1865 stürzten im Kaiserhaus wieder Mauern ein, und auf der Tagesordnung des Goslarer Rates stand damit das Thema „Abbruch“, der aber abgewendet werden konnte. Stattdessen empfahl eine staatliche Kommission die Restaurierung des Gebäudes. Die Bauarbeiten begannen am 14. August 1868. Am 15. August 1875 besuchte Kaiser Wilhelm I. die Baustelle und gab dem Projekt damit quasi die „nationale Weihe“. 1879 war die Restauration des Bauwerks abgeschlossen, das Ergebnis aber aus heutiger Sicht „über das Ziel hinaus geschossen“: Im nationalen Überschwang der Zeit hatte man den Bau ins Monumentale erhöht und diverse Bausünden begangen. Der Arkadengang vom Kaiserhaus zur Ulrichskapelle, die Freitreppenanlage vor der Ostfront, die zwei Nachbildungen des Braunschweiger Löwen und die Reiterstandbilder der Kaiser Barbarossa und Wilhelm I. (1900/01 errichtet, Beschriftung „Wilhelm der Große“, ohne jeden historischen Bezug), Änderungen der Fensterdurchbrüche im Sockelgeschoss sind am augenfälligsten. Auch im Inneren des Gebäudes zeugen die von Prof. Hermann Wislicenus in der Zeit von 1879 bis 1897 geschaffenen monumentalen, historisierenden Wandgemälde vom nationalen Hochgefühl jener Zeit.

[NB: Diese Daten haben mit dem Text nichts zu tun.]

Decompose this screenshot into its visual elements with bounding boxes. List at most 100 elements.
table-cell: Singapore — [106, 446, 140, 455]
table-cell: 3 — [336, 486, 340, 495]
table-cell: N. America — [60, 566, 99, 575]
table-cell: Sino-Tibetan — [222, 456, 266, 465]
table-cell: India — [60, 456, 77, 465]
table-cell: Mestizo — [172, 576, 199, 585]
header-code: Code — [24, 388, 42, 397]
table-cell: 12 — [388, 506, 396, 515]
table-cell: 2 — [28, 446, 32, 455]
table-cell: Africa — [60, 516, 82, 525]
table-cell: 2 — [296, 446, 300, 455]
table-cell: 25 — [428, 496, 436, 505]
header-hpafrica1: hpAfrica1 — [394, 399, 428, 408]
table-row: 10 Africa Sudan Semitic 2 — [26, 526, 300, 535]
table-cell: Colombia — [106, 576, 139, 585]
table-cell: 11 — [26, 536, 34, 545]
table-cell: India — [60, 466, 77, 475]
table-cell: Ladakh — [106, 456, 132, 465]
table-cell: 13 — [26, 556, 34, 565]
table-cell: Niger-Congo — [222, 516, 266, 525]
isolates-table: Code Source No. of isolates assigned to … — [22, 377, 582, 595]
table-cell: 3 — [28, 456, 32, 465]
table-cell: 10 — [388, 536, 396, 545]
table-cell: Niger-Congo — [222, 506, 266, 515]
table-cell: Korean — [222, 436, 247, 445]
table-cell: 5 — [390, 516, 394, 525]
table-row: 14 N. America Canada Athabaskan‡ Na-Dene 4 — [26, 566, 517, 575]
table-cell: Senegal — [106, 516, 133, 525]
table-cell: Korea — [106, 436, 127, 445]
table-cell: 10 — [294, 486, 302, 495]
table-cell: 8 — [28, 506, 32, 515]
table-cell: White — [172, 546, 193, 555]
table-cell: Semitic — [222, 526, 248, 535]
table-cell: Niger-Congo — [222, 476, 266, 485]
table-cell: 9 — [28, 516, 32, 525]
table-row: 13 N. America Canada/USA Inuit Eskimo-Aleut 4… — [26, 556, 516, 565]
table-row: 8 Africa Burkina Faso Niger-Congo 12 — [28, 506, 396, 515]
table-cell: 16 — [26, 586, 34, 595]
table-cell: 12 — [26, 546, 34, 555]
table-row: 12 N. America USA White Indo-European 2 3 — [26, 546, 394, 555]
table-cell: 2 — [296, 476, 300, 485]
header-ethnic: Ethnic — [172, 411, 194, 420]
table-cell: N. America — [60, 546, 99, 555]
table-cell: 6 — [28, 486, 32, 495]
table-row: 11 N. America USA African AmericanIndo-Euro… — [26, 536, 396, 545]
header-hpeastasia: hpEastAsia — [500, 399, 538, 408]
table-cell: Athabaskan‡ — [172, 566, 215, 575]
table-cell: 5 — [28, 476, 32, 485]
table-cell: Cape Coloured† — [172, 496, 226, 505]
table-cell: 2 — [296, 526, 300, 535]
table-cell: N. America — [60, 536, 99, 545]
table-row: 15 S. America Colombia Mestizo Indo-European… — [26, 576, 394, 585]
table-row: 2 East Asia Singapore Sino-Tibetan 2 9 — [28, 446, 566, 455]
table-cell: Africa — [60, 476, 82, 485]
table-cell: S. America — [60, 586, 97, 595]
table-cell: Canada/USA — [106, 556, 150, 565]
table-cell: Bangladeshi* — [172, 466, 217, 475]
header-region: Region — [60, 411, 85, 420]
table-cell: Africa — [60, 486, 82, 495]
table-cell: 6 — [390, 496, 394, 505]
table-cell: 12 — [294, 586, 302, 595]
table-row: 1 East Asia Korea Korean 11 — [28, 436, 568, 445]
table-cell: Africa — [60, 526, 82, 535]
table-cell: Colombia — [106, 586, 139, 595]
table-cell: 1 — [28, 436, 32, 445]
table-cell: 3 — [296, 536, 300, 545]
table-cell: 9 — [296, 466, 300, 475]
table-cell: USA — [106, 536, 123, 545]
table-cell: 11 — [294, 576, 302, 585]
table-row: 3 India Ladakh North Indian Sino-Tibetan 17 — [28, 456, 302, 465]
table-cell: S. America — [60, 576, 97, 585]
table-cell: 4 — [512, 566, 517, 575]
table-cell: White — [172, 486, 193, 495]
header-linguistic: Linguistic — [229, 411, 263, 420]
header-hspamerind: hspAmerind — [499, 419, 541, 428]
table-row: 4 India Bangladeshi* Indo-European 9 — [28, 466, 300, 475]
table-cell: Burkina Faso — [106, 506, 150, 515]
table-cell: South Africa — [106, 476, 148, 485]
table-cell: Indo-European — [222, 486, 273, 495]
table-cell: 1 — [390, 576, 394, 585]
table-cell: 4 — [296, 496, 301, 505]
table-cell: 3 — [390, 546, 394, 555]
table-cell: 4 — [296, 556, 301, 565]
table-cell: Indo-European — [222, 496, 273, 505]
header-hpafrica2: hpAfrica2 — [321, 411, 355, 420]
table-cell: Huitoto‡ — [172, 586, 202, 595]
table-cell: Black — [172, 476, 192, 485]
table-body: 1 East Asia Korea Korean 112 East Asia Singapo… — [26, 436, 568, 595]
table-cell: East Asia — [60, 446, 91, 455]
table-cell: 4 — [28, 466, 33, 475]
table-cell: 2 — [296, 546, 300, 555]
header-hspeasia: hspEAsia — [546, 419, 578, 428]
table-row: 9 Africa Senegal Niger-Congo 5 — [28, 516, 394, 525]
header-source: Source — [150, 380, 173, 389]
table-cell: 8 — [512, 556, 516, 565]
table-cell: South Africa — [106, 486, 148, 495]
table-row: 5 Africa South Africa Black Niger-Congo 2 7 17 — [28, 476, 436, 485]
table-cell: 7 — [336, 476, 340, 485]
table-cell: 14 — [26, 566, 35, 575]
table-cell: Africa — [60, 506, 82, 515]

In den Jahren 1913/14 und noch einmal 1922 wurden von Professor Uvo Hölscher archäologische Untersuchungen im Pfalzbezirk durchgeführt, denen die Wiederentdeckung der Fundamente der Liebfrauenkirche zu verdanken ist.

 

Die Kaiserpfalz gehört heute zu den herausragenden touristischen Attraktionen der Stadt Goslar und der gesamten Harzregion. Das Kaiserhaus kann täglich besichtigt werden, Führungen werden angeboten. Dazu wird das ältere Wohngemach zu Verwaltungs- und Ausstellungszwecken genutzt. Auch im Goslarer Museum (Stadtmuseum) findet man Ausstellungsstücke aus dem Pfalzbezirk, v. a. aus dem Stift St. Simon und Judas, z. B. den Krodoaltar und einige Chorfenster.

Seit 1992 gehört der Pfalzbezirk gemeinsam mit der Goslarer Altstadt sowie dem Goslarer Bergwerk Rammelsberg zum Weltkulturerbe der UNESCO. Im Pfalzgarten hinter dem Kaiserhaus steht seit 1975 die Plastik „Goslarer Krieger“ des Kaiserringträgers Henry Moore. An wärmeren Sommerabenden war die große Wiese rund um die beiden Statuen vor der Kaiserpfalz früher ein beliebter Treffpunkt für Menschen aller Art. Mittlerweile herrscht ein Alkohol- und Versammlungsverbot für das gesamte Gelände.